On était prévenu : la capitale européenne de la culture Marseille-Provence 2013 allait accélérer la ripolinisation de la ville. Dernières victimes en date de la grande lessive : les associations qui se démènent à organiser des fêtes de quartier avec et pour les habitants.

« Ma ville accélère... droit dans le mur » d’après de facétieux graffeurs s’étant invités sur les affiches de propagande municipale : c’était le slogan choisi par le service com’ de la mairie pour accompagner la reconquête de la ville mise en scène par le méga-événement de 2013. Las ! Les bateleurs partis, les feux d’artifice explosés et les projecteurs éteints, la ville a retrouvé ses vieux démons : capitale de la pauvreté pour La Provence [1] , capitale du crime pour d’autres [2]. À tel point que les élus s’inquiètent de ce retour du Marseille bashing, très préjudiciable à la bonne marche des affaires.
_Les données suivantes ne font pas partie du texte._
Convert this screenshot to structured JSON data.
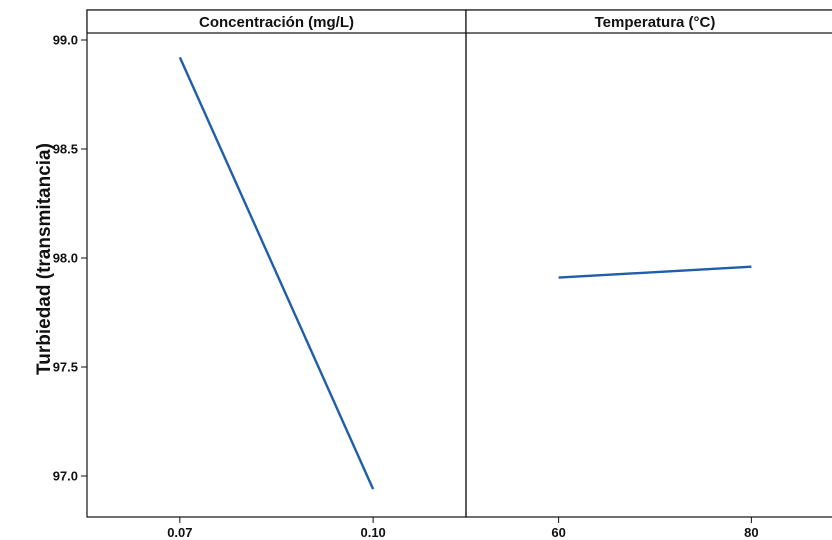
{
  "chart_data": {
    "type": "line",
    "ylabel": "Turbiedad (transmitancia)",
    "ylim": [
      96.8,
      99.1
    ],
    "yticks": [
      99.0,
      98.5,
      98.0,
      97.5,
      97.0
    ],
    "ytick_labels": [
      "99.0",
      "98.5",
      "98.0",
      "97.5",
      "97.0"
    ],
    "line_color": "#1f5ea8",
    "grid": false,
    "panels": [
      {
        "title": "Concentración (mg/L)",
        "x": [
          0.07,
          0.1
        ],
        "x_labels": [
          "0.07",
          "0.10"
        ],
        "y": [
          98.92,
          96.94
        ]
      },
      {
        "title": "Temperatura (°C)",
        "x": [
          60,
          80
        ],
        "x_labels": [
          "60",
          "80"
        ],
        "y": [
          97.91,
          97.96
        ]
      }
    ]
  }
}
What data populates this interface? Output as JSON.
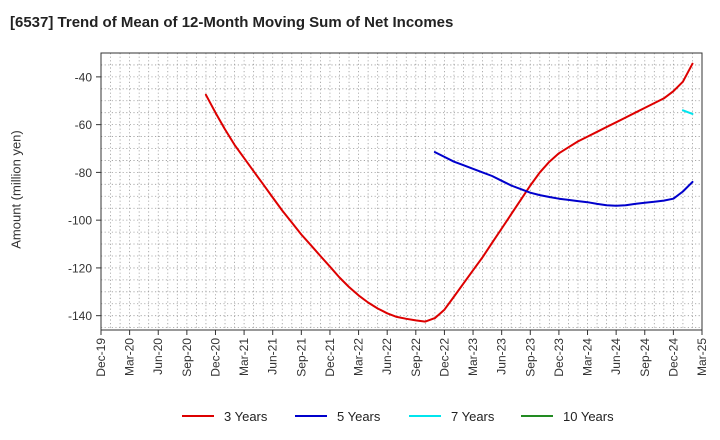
{
  "chart_data": {
    "type": "line",
    "title": "[6537]  Trend of Mean of 12-Month Moving Sum of Net Incomes",
    "ylabel": "Amount (million yen)",
    "xlabel": "",
    "ylim": [
      -146,
      -30
    ],
    "grid": true,
    "legend_position": "bottom",
    "y_ticks": [
      -40,
      -60,
      -80,
      -100,
      -120,
      -140
    ],
    "x_ticks": [
      "Dec-19",
      "Mar-20",
      "Jun-20",
      "Sep-20",
      "Dec-20",
      "Mar-21",
      "Jun-21",
      "Sep-21",
      "Dec-21",
      "Mar-22",
      "Jun-22",
      "Sep-22",
      "Dec-22",
      "Mar-23",
      "Jun-23",
      "Sep-23",
      "Dec-23",
      "Mar-24",
      "Jun-24",
      "Sep-24",
      "Dec-24",
      "Mar-25"
    ],
    "series": [
      {
        "name": "3 Years",
        "color": "#dd0000",
        "points": [
          [
            "Nov-20",
            -47.5
          ],
          [
            "Dec-20",
            -55
          ],
          [
            "Jan-21",
            -62
          ],
          [
            "Feb-21",
            -68.5
          ],
          [
            "Mar-21",
            -74
          ],
          [
            "Apr-21",
            -79.5
          ],
          [
            "May-21",
            -85
          ],
          [
            "Jun-21",
            -90.5
          ],
          [
            "Jul-21",
            -96
          ],
          [
            "Aug-21",
            -101
          ],
          [
            "Sep-21",
            -106
          ],
          [
            "Oct-21",
            -110.5
          ],
          [
            "Nov-21",
            -115
          ],
          [
            "Dec-21",
            -119.5
          ],
          [
            "Jan-22",
            -124
          ],
          [
            "Feb-22",
            -128
          ],
          [
            "Mar-22",
            -131.5
          ],
          [
            "Apr-22",
            -134.5
          ],
          [
            "May-22",
            -137
          ],
          [
            "Jun-22",
            -139
          ],
          [
            "Jul-22",
            -140.5
          ],
          [
            "Aug-22",
            -141.3
          ],
          [
            "Sep-22",
            -142
          ],
          [
            "Oct-22",
            -142.5
          ],
          [
            "Nov-22",
            -141
          ],
          [
            "Dec-22",
            -137.5
          ],
          [
            "Jan-23",
            -132
          ],
          [
            "Feb-23",
            -126.5
          ],
          [
            "Mar-23",
            -121
          ],
          [
            "Apr-23",
            -115.5
          ],
          [
            "May-23",
            -109.5
          ],
          [
            "Jun-23",
            -103.5
          ],
          [
            "Jul-23",
            -97.5
          ],
          [
            "Aug-23",
            -91.5
          ],
          [
            "Sep-23",
            -85.5
          ],
          [
            "Oct-23",
            -80
          ],
          [
            "Nov-23",
            -75.5
          ],
          [
            "Dec-23",
            -72
          ],
          [
            "Jan-24",
            -69.5
          ],
          [
            "Feb-24",
            -67
          ],
          [
            "Mar-24",
            -65
          ],
          [
            "Apr-24",
            -63
          ],
          [
            "May-24",
            -61
          ],
          [
            "Jun-24",
            -59
          ],
          [
            "Jul-24",
            -57
          ],
          [
            "Aug-24",
            -55
          ],
          [
            "Sep-24",
            -53
          ],
          [
            "Oct-24",
            -51
          ],
          [
            "Nov-24",
            -49
          ],
          [
            "Dec-24",
            -46
          ],
          [
            "Jan-25",
            -42
          ],
          [
            "Feb-25",
            -34.5
          ]
        ]
      },
      {
        "name": "5 Years",
        "color": "#0000cc",
        "points": [
          [
            "Nov-22",
            -71.5
          ],
          [
            "Dec-22",
            -73.5
          ],
          [
            "Jan-23",
            -75.5
          ],
          [
            "Feb-23",
            -77
          ],
          [
            "Mar-23",
            -78.5
          ],
          [
            "Apr-23",
            -80
          ],
          [
            "May-23",
            -81.5
          ],
          [
            "Jun-23",
            -83.5
          ],
          [
            "Jul-23",
            -85.5
          ],
          [
            "Aug-23",
            -87
          ],
          [
            "Sep-23",
            -88.5
          ],
          [
            "Oct-23",
            -89.5
          ],
          [
            "Nov-23",
            -90.3
          ],
          [
            "Dec-23",
            -91
          ],
          [
            "Jan-24",
            -91.5
          ],
          [
            "Feb-24",
            -92
          ],
          [
            "Mar-24",
            -92.5
          ],
          [
            "Apr-24",
            -93.2
          ],
          [
            "May-24",
            -93.8
          ],
          [
            "Jun-24",
            -94
          ],
          [
            "Jul-24",
            -93.8
          ],
          [
            "Aug-24",
            -93.2
          ],
          [
            "Sep-24",
            -92.7
          ],
          [
            "Oct-24",
            -92.3
          ],
          [
            "Nov-24",
            -91.8
          ],
          [
            "Dec-24",
            -91
          ],
          [
            "Jan-25",
            -88
          ],
          [
            "Feb-25",
            -84
          ]
        ]
      },
      {
        "name": "7 Years",
        "color": "#00e5ee",
        "points": [
          [
            "Jan-25",
            -54
          ],
          [
            "Feb-25",
            -55.5
          ]
        ]
      },
      {
        "name": "10 Years",
        "color": "#228b22",
        "points": []
      }
    ]
  }
}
Pour les étudiants, bons clients de ce genre d’animations culturo-festives et agents involontaires des opérations de remplacement de populations dans le centre-ville [3], la métropole méditerranéenne reste sale et dangereuse, selon une enquête récemment commandée par la mairie. Du côté des investisseurs, hormis les grands programmes gavés d’argent public sur ou à proximité de la façade littorale, le marché de l’immobilier demeure peu attractif, avec une baisse d’activité de 40% en vingt ans, dixit l’Union des syndicats de l’immobilier. Côté classes moyennes et supérieures enfin, le fameux effet TGV et l’expulsion continue des pauvres vers les quartiers périphériques n’ont pas réussi, pour l’instant, à gentrifier le centre-ville [4]. Ainsi, au regard des enjeux économiques, le hiatus s’aggrave entre le bilan de l’événement Capitale de la culture et les déclarations triomphalistes du président de la Chambre de commerce et d’industrie, Jacques Pfister, également président de la défunte association Marseille-Provence 2013.

Pourtant, tout avait été mis en œuvre pour que l’année Capitale fasse de Marseille un label de prestige dans la compétition européenne et mondiale pour accéder au Top 20 des métropoles les plus attractives. Mais à qui ce coup de marketing territorial a-t-il profité ? Dans son rapport sur l’association Marseille-Provence 2013 rendu public le 9 juin dernier, la Chambre régionale des comptes (CRC) insiste sur le retour gagnant-gagnant pour quelques grosses entreprises. (...)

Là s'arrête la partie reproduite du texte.